There aren't any consequences for violating the Brown Act unless a member of the community presents the district with a cure-and-correct demand letter within the 30 days of the violation, Alexander said. The school board would then have 30 days to respond to the letter, notifying the sender of its decision on whether action will be taken. There is a 15-day window after the response to pursue litigation against the board if there isn't a response or any action taken.

Board members also rationalized having the discussion in closed session because the district has, since early 2009, been in negotiation with the La Cañada Teacher's Association.

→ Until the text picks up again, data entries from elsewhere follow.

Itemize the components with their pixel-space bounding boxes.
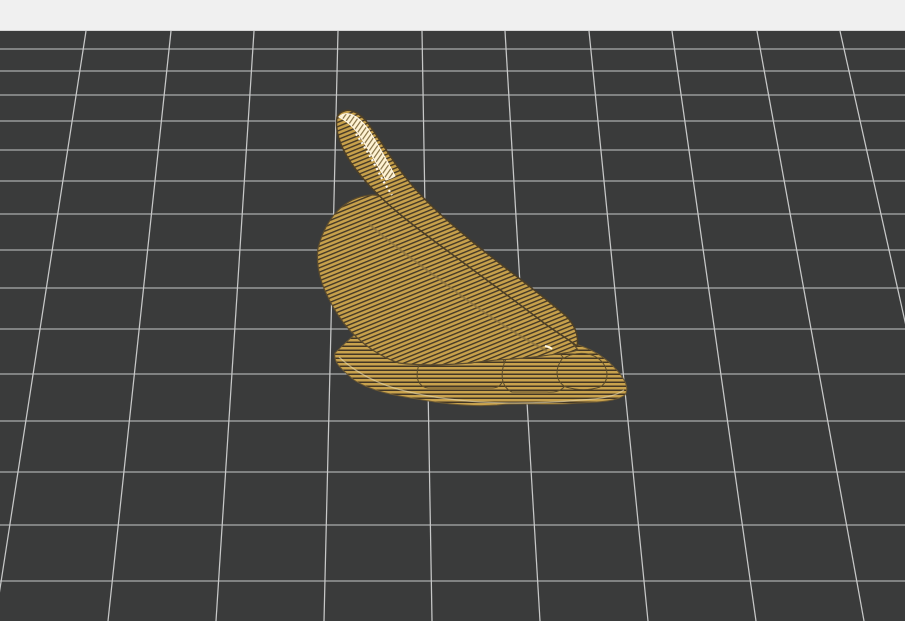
build-plate-scene[interactable] <box>0 31 905 621</box>
grid-line-vertical <box>107 31 172 621</box>
grid-line-vertical <box>0 31 87 593</box>
slicer-app-window <box>0 0 905 621</box>
grid-line-vertical <box>588 31 649 621</box>
sliced-model-icon[interactable] <box>316 109 628 407</box>
grid-line-vertical <box>671 31 757 621</box>
grid-line-vertical <box>215 31 255 621</box>
grid-line-vertical <box>756 31 865 621</box>
grid-line-vertical <box>839 31 905 325</box>
top-toolbar-strip <box>0 0 905 31</box>
3d-viewport[interactable] <box>0 31 905 621</box>
grid-line-vertical <box>323 31 339 621</box>
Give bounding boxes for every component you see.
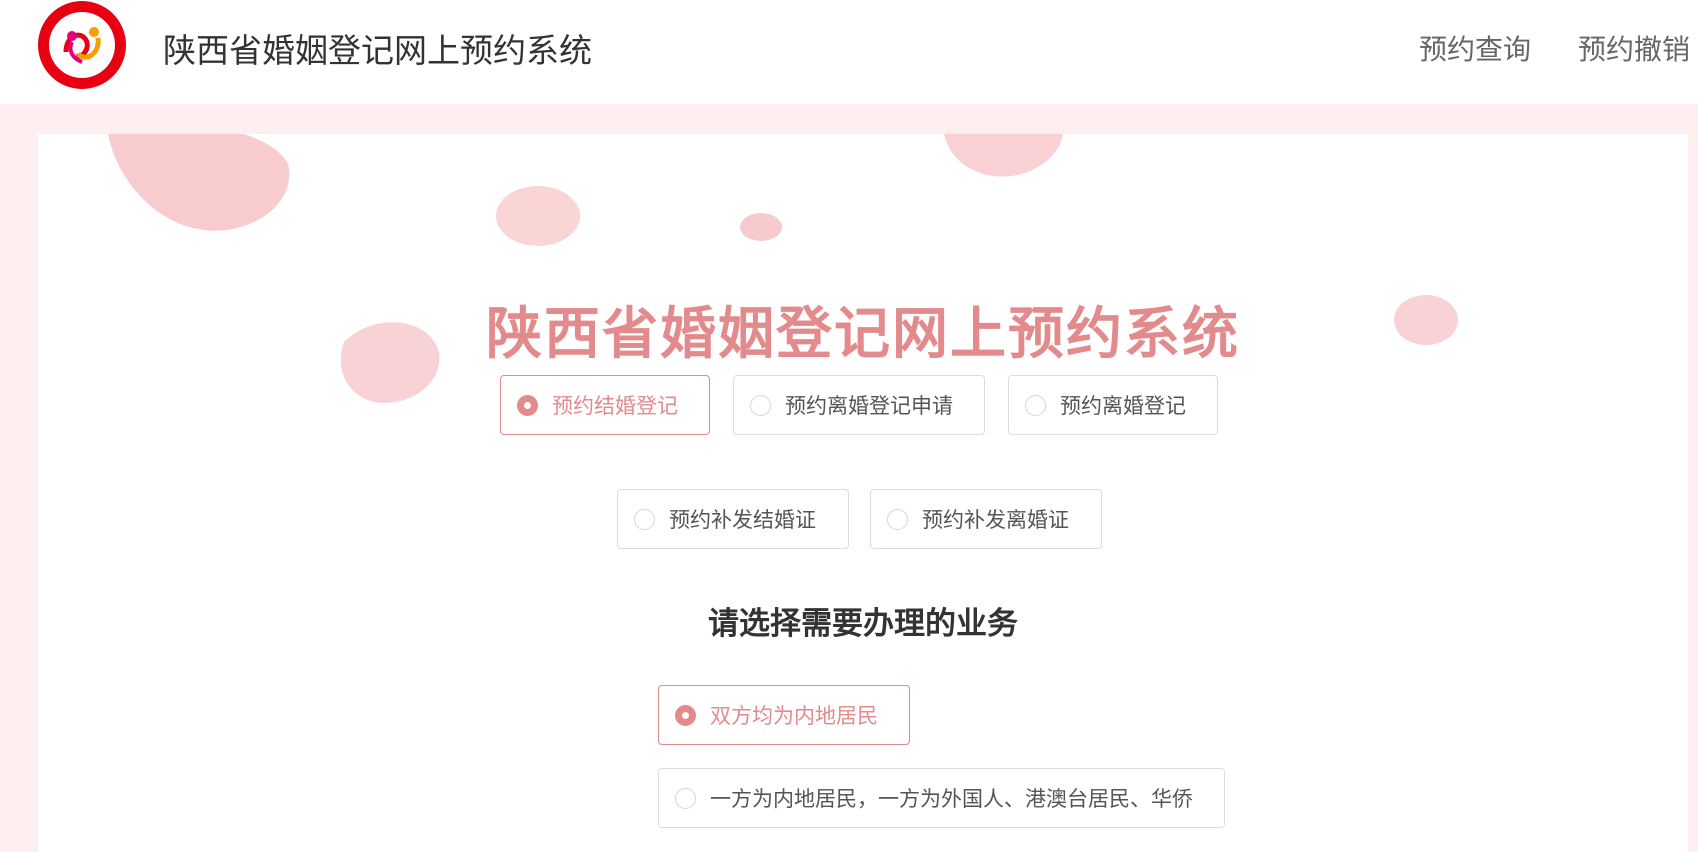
option-marriage-registration[interactable]: 预约结婚登记 xyxy=(500,375,710,435)
option-label: 预约补发结婚证 xyxy=(669,508,816,532)
header: 陕西省婚姻登记网上预约系统 预约查询 预约撤销 xyxy=(0,0,1698,104)
option-one-mainland-one-foreign[interactable]: 一方为内地居民，一方为外国人、港澳台居民、华侨 xyxy=(658,768,1225,828)
option-divorce-application[interactable]: 预约离婚登记申请 xyxy=(733,375,985,435)
option-divorce-registration[interactable]: 预约离婚登记 xyxy=(1008,375,1218,435)
petal-decoration xyxy=(108,134,290,231)
option-label: 双方均为内地居民 xyxy=(710,704,878,728)
radio-unchecked-icon[interactable] xyxy=(750,394,771,416)
option-label: 预约补发离婚证 xyxy=(922,508,1069,532)
radio-checked-icon[interactable] xyxy=(675,704,696,726)
nav-appointment-cancel[interactable]: 预约撤销 xyxy=(1578,28,1690,68)
site-title: 陕西省婚姻登记网上预约系统 xyxy=(163,31,592,70)
radio-checked-icon[interactable] xyxy=(517,394,538,416)
main-panel: 陕西省婚姻登记网上预约系统 预约结婚登记 预约离婚登记申请 预约离婚登记 预约补… xyxy=(38,134,1688,852)
option-reissue-divorce-certificate[interactable]: 预约补发离婚证 xyxy=(870,489,1102,549)
option-reissue-marriage-certificate[interactable]: 预约补发结婚证 xyxy=(617,489,849,549)
petal-decoration xyxy=(740,213,782,241)
section-title: 请选择需要办理的业务 xyxy=(708,606,1018,642)
radio-unchecked-icon[interactable] xyxy=(675,787,696,809)
option-label: 一方为内地居民，一方为外国人、港澳台居民、华侨 xyxy=(710,787,1193,811)
radio-unchecked-icon[interactable] xyxy=(634,508,655,530)
radio-unchecked-icon[interactable] xyxy=(887,508,908,530)
radio-unchecked-icon[interactable] xyxy=(1025,394,1046,416)
petal-decoration xyxy=(944,134,1063,177)
option-label: 预约离婚登记申请 xyxy=(785,394,953,418)
petal-decoration xyxy=(496,186,580,246)
hero-title: 陕西省婚姻登记网上预约系统 xyxy=(486,302,1240,367)
nav-appointment-query[interactable]: 预约查询 xyxy=(1419,28,1531,68)
option-both-mainland-residents[interactable]: 双方均为内地居民 xyxy=(658,685,910,745)
option-label: 预约离婚登记 xyxy=(1060,394,1186,418)
marriage-registration-logo xyxy=(38,1,126,89)
option-label: 预约结婚登记 xyxy=(552,394,678,418)
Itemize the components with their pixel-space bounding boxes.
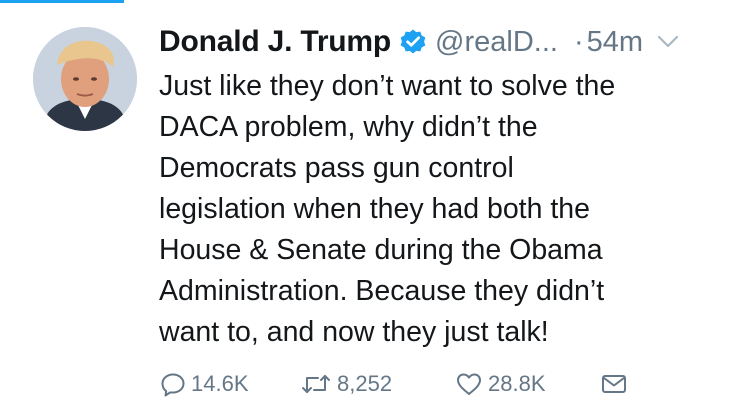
like-count: 28.8K [488,371,546,396]
heart-icon [454,370,484,398]
retweet-icon [299,370,333,398]
top-accent-line [0,0,124,3]
tweet-actions: 14.6K 8,252 28.8K [159,366,629,402]
verified-badge-icon [399,28,427,56]
tweet-card[interactable]: Donald J. Trump @realD... · 54m Just lik… [0,0,750,420]
like-button[interactable]: 28.8K [454,370,599,398]
chevron-down-icon[interactable] [657,35,679,49]
reply-button[interactable]: 14.6K [159,370,299,398]
envelope-icon [599,370,629,398]
author-handle[interactable]: @realD... [435,26,558,59]
tweet-header: Donald J. Trump @realD... · 54m [159,22,679,62]
retweet-count: 8,252 [337,371,393,396]
tweet-text: Just like they don’t want to solve the D… [159,70,616,348]
reply-icon [159,370,187,398]
tweet-timestamp[interactable]: 54m [587,26,643,59]
avatar-image [33,27,137,131]
author-name[interactable]: Donald J. Trump [159,25,391,59]
reply-count: 14.6K [191,371,249,396]
retweet-button[interactable]: 8,252 [299,370,454,398]
direct-message-button[interactable] [599,370,629,398]
time-separator: · [573,25,584,58]
avatar[interactable] [33,27,137,131]
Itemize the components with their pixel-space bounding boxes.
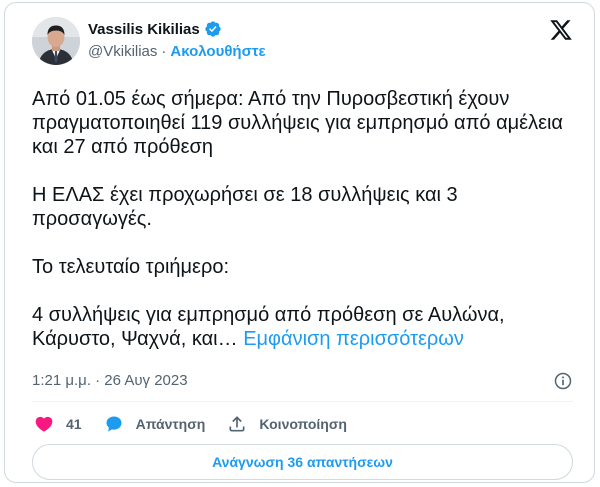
info-icon[interactable] <box>553 371 573 391</box>
tweet-meta: 1:21 μ.μ. · 26 Αυγ 2023 <box>32 372 188 389</box>
avatar[interactable] <box>32 17 80 65</box>
show-more-link[interactable]: Εμφάνιση περισσότερων <box>243 328 464 350</box>
reply-label: Απάντηση <box>135 416 206 432</box>
tweet-card: Vassilis Kikilias @Vkikilias · Ακολουθήσ… <box>4 2 595 483</box>
follow-button[interactable]: Ακολουθήστε <box>170 43 265 60</box>
tweet-paragraph-truncated: 4 συλλήψεις για εμπρησμό από πρόθεση σε … <box>32 303 572 351</box>
read-replies-button[interactable]: Ανάγνωση 36 απαντήσεων <box>32 444 573 480</box>
tweet-timestamp[interactable]: 1:21 μ.μ. · 26 Αυγ 2023 <box>32 372 188 389</box>
action-bar: 41 Απάντηση Κοινοποίηση <box>34 413 347 435</box>
tweet-paragraph: Το τελευταίο τριήμερο: <box>32 256 230 278</box>
author-handle[interactable]: @Vkikilias <box>88 43 157 60</box>
author-display-name[interactable]: Vassilis Kikilias <box>88 21 200 38</box>
like-button[interactable]: 41 <box>34 414 82 434</box>
author-handle-row: @Vkikilias · Ακολουθήστε <box>88 43 266 60</box>
separator-dot: · <box>161 43 167 60</box>
heart-icon <box>35 416 53 432</box>
tweet-paragraph: Από 01.05 έως σήμερα: Από την Πυροσβεστι… <box>32 88 563 158</box>
tweet-paragraph: Η ΕΛΑΣ έχει προχωρήσει σε 18 συλλήψεις κ… <box>32 184 458 230</box>
speech-bubble-icon <box>106 416 122 432</box>
share-upload-icon <box>229 416 245 432</box>
avatar-photo <box>32 17 80 65</box>
tweet-text: Από 01.05 έως σήμερα: Από την Πυροσβεστι… <box>32 87 572 351</box>
verified-badge-icon <box>205 21 221 37</box>
share-button[interactable]: Κοινοποίηση <box>227 414 347 434</box>
like-count: 41 <box>66 416 82 432</box>
reply-button[interactable]: Απάντηση <box>104 414 206 434</box>
author-name-row[interactable]: Vassilis Kikilias <box>88 20 222 38</box>
x-logo-icon[interactable] <box>549 18 573 42</box>
read-replies-label: Ανάγνωση 36 απαντήσεων <box>212 454 393 470</box>
share-label: Κοινοποίηση <box>259 416 347 432</box>
divider <box>32 401 573 402</box>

According to Stratton, a tentative agreement for a contract was reached by Jan. 11 and will appear before board members on Feb. 8.

Francke said it appears that teacher-evaluation policy actually had little to do with negotiations, as those negotiations had apparently already resulted in a tentative contract agreement.

"The closed session authorized for labor negotiations exists only to allow the board to hear from, and instruct its negotiator on, topics being bargained, and a teacher evaluation process was not one of them — in fact, a tentative agreement had been reached and awaited ratification," Francke said.

Peterson disagreed, and said the district was justified in holding a closed-session meeting because the negotiations with the La Cañada Teacher's Association are still ongoing.

"Anything we do has ramifications [on negotiations]. That's always appropriate to be held in closed session," Peterson said. "The board hasn't finalized a set of language in the contract yet and it had yet to be ratified by the [teacher's association]."

Wilcox had issued a public appeal at the school board Dec. 7 meeting for public discussion of the district's teacher evaluation policy and the board's ability to access and audit teacher evaluation files.

While the board agreed then to consider such a discussion, she was frustrated to find no support last week for holding it in the open and said, in her opinion, the governing board talks "way too much in closed session."

"I agree certain things need to be done in closed session, but the district's process of evaluation needs to be held in public," Wilcox said. "This hides information from the voters so they don't know how [the board] is voting. We want to be fully transparent to the voters."

Staff writer Joe Piasecki also contributed to this report.